Елена Юрская - Чисто семейное убийство
— Никто, — сказала Аглаида Карповна и еще ниже опустила голову. — Никто.
Глава 19
— Ой, а что у тебя такое в пакетике? — Я решила сменить тему скользкого разговора и с большим интересом уставилась на бежевый кусочек глянцевой бумаги.
Брови Тошкина поползли вверх. В последнее время он стал вести себя кое-как, он, словно папин пекинес Гриша, отзывался на имя только с третьего раза и в голодном состоянии делал вид, что вообще ничего не понимает. И это не считая сегодняшних светлых брючек!
— Что? — выдохнул мой Дима на пределе своих возможностей.
— Ну вот это? Хорошенькое? Маленькое?
Мне правда было очень интересно. И жалко Аглаиду Карповну, которая после признания в хранении огнестрельного оружия вся как-то спала с лица и тупо глядела в окно.
— Это не маленькое и не хорошенькое! — рявкнул Дима. — Это кусочек журнала, который был зажат в руке учительницы! И вообще… — начал он зловеще.
Наверное, Ира уже доложила ему о моих подвигах. Потому что я не видела другого разумного объяснения этой немотивированной агрессии. Да, он сильно изменился. Раньше он спокойно посчитал бы Мишу пустяком, но сейчас… Кажется, его служебная карьера складывалась удачно. И я перестала быть той, к кому он всегда стремился.
— Возьми себя в руки. Дим, ты должен быть рад. Твой родственник Федор нашелся. Надо сообщить девочкам. Хватит им уже следить друг за другом по подворотням. Особенно Людочке.
Ну вот я его и успокоила. Дима наконец вздохнул полной грудью.

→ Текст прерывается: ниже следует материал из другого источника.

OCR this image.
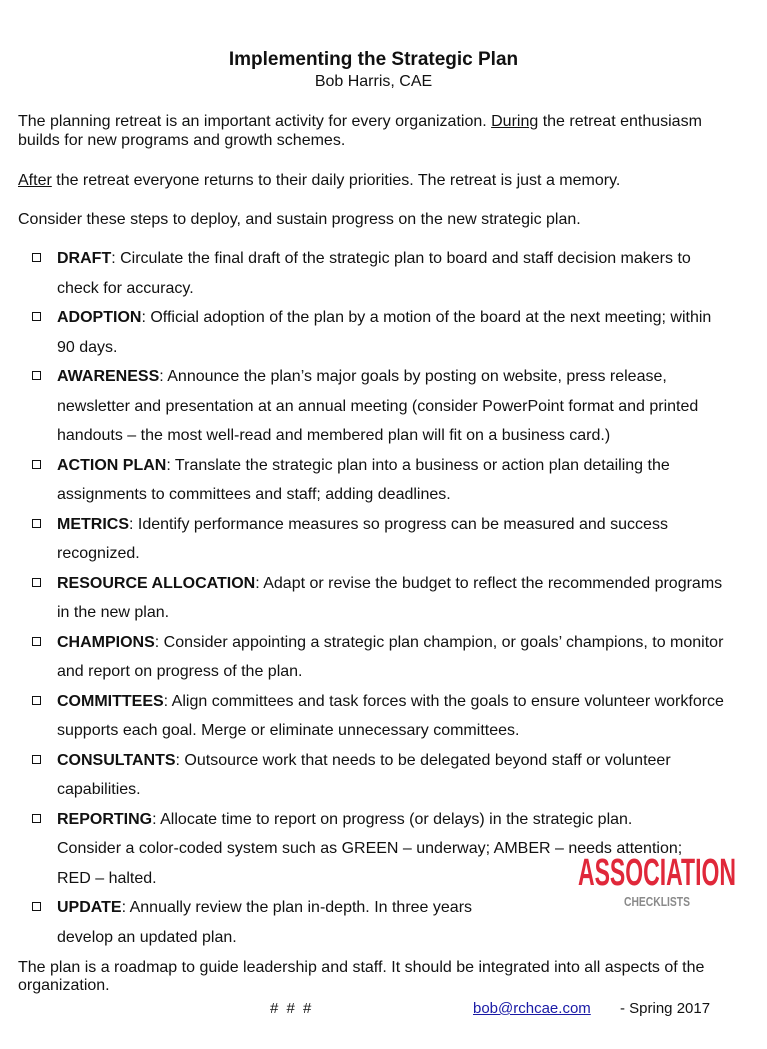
Implementing the Strategic Plan
Bob Harris, CAE
The planning retreat is an important activity for every organization. During the retreat enthusiasm builds for new programs and growth schemes.
After the retreat everyone returns to their daily priorities. The retreat is just a memory.
Consider these steps to deploy, and sustain progress on the new strategic plan.
DRAFT: Circulate the final draft of the strategic plan to board and staff decision makers to check for accuracy.
ADOPTION: Official adoption of the plan by a motion of the board at the next meeting; within 90 days.
AWARENESS: Announce the plan’s major goals by posting on website, press release, newsletter and presentation at an annual meeting (consider PowerPoint format and printed handouts – the most well-read and membered plan will fit on a business card.)
ACTION PLAN: Translate the strategic plan into a business or action plan detailing the assignments to committees and staff; adding deadlines.
METRICS: Identify performance measures so progress can be measured and success recognized.
RESOURCE ALLOCATION: Adapt or revise the budget to reflect the recommended programs in the new plan.
CHAMPIONS: Consider appointing a strategic plan champion, or goals’ champions, to monitor and report on progress of the plan.
COMMITTEES: Align committees and task forces with the goals to ensure volunteer workforce supports each goal. Merge or eliminate unnecessary committees.
CONSULTANTS: Outsource work that needs to be delegated beyond staff or volunteer capabilities.
REPORTING: Allocate time to report on progress (or delays) in the strategic plan. Consider a color-coded system such as GREEN – underway; AMBER – needs attention; RED – halted.
UPDATE: Annually review the plan in-depth. In three years develop an updated plan.
The plan is a roadmap to guide leadership and staff. It should be integrated into all aspects of the organization.
# # #	bob@rchcae.com - Spring 2017
ASSOCIATION
CHECKLISTS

— Надя, — прошипел он. — Прошу тебя, уйди. Уйди по-хорошему. Займись своими непосредственными обязанностями. Не лезь, Надя.

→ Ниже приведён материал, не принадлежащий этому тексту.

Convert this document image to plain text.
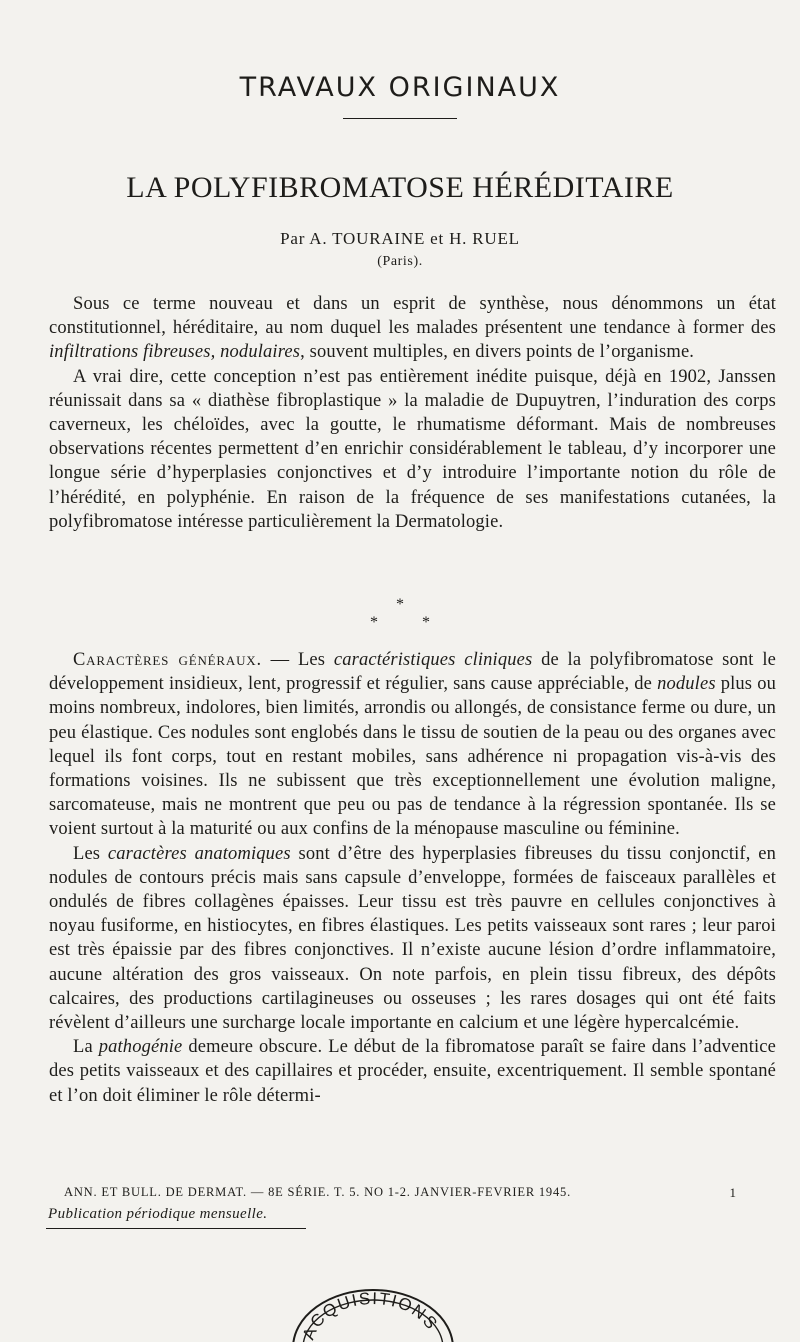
TRAVAUX ORIGINAUX
LA POLYFIBROMATOSE HÉRÉDITAIRE
Par A. TOURAINE et H. RUEL
(Paris).

Sous ce terme nouveau et dans un esprit de synthèse, nous dénommons un état constitutionnel, héréditaire, au nom duquel les malades présentent une tendance à former des infiltrations fibreuses, nodulaires, souvent multiples, en divers points de l’organisme.

A vrai dire, cette conception n’est pas entièrement inédite puisque, déjà en 1902, Janssen réunissait dans sa « diathèse fibroplastique » la maladie de Dupuytren, l’induration des corps caverneux, les chéloïdes, avec la goutte, le rhumatisme déformant. Mais de nombreuses observations récentes permettent d’en enrichir considérablement le tableau, d’y incorporer une longue série d’hyperplasies conjonctives et d’y introduire l’importante notion du rôle de l’hérédité, en polyphénie. En raison de la fréquence de ses manifestations cutanées, la polyfibromatose intéresse particulièrement la Dermatologie.

*
* *

Caractères généraux. — Les caractéristiques cliniques de la polyfibromatose sont le développement insidieux, lent, progressif et régulier, sans cause appréciable, de nodules plus ou moins nombreux, indolores, bien limités, arrondis ou allongés, de consistance ferme ou dure, un peu élastique. Ces nodules sont englobés dans le tissu de soutien de la peau ou des organes avec lequel ils font corps, tout en restant mobiles, sans adhérence ni propagation vis-à-vis des formations voisines. Ils ne subissent que très exceptionnellement une évolution maligne, sarcomateuse, mais ne montrent que peu ou pas de tendance à la régression spontanée. Ils se voient surtout à la maturité ou aux confins de la ménopause masculine ou féminine.

Les caractères anatomiques sont d’être des hyperplasies fibreuses du tissu conjonctif, en nodules de contours précis mais sans capsule d’enveloppe, formées de faisceaux parallèles et ondulés de fibres collagènes épaisses. Leur tissu est très pauvre en cellules conjonctives à noyau fusiforme, en histiocytes, en fibres élastiques. Les petits vaisseaux sont rares ; leur paroi est très épaissie par des fibres conjonctives. Il n’existe aucune lésion d’ordre inflammatoire, aucune altération des gros vaisseaux. On note parfois, en plein tissu fibreux, des dépôts calcaires, des productions cartilagineuses ou osseuses ; les rares dosages qui ont été faits révèlent d’ailleurs une surcharge locale importante en calcium et une légère hypercalcémie.

La pathogénie demeure obscure. Le début de la fibromatose paraît se faire dans l’adventice des petits vaisseaux et des capillaires et procéder, ensuite, excentriquement. Il semble spontané et l’on doit éliminer le rôle détermi-

ANN. ET BULL. DE DERMAT. — 8E SÉRIE. T. 5. NO 1-2. JANVIER-FEVRIER 1945.	1
Publication périodique mensuelle.
ACQUISITIONS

Я бы занялась, но на кухне сидит Яша, в душе у моей дочери Сережа, в родительском доме — пекинес Гриша. Получалось, что Тошкин остался единственным человеком, не охваченным моей заботой и вниманием.
— Специально для тебя. Только для тебя. Эксклюзивно, — снова начал Тошкин, которому, судя по настроению, удалось мне изменить так же, как мне ему, то есть не удалось…
Я даже испугалась. Если прокуратуру понесло на эксклюзивные интервью, то прощай, тайна следствия, оружие и детство. Кстати, на месте Аглаиды Карповны я бы попыталась съесть этот злосчастный пистолет. Как в «Угрюм-реке». Только там, кажется, съели пыж из газеты.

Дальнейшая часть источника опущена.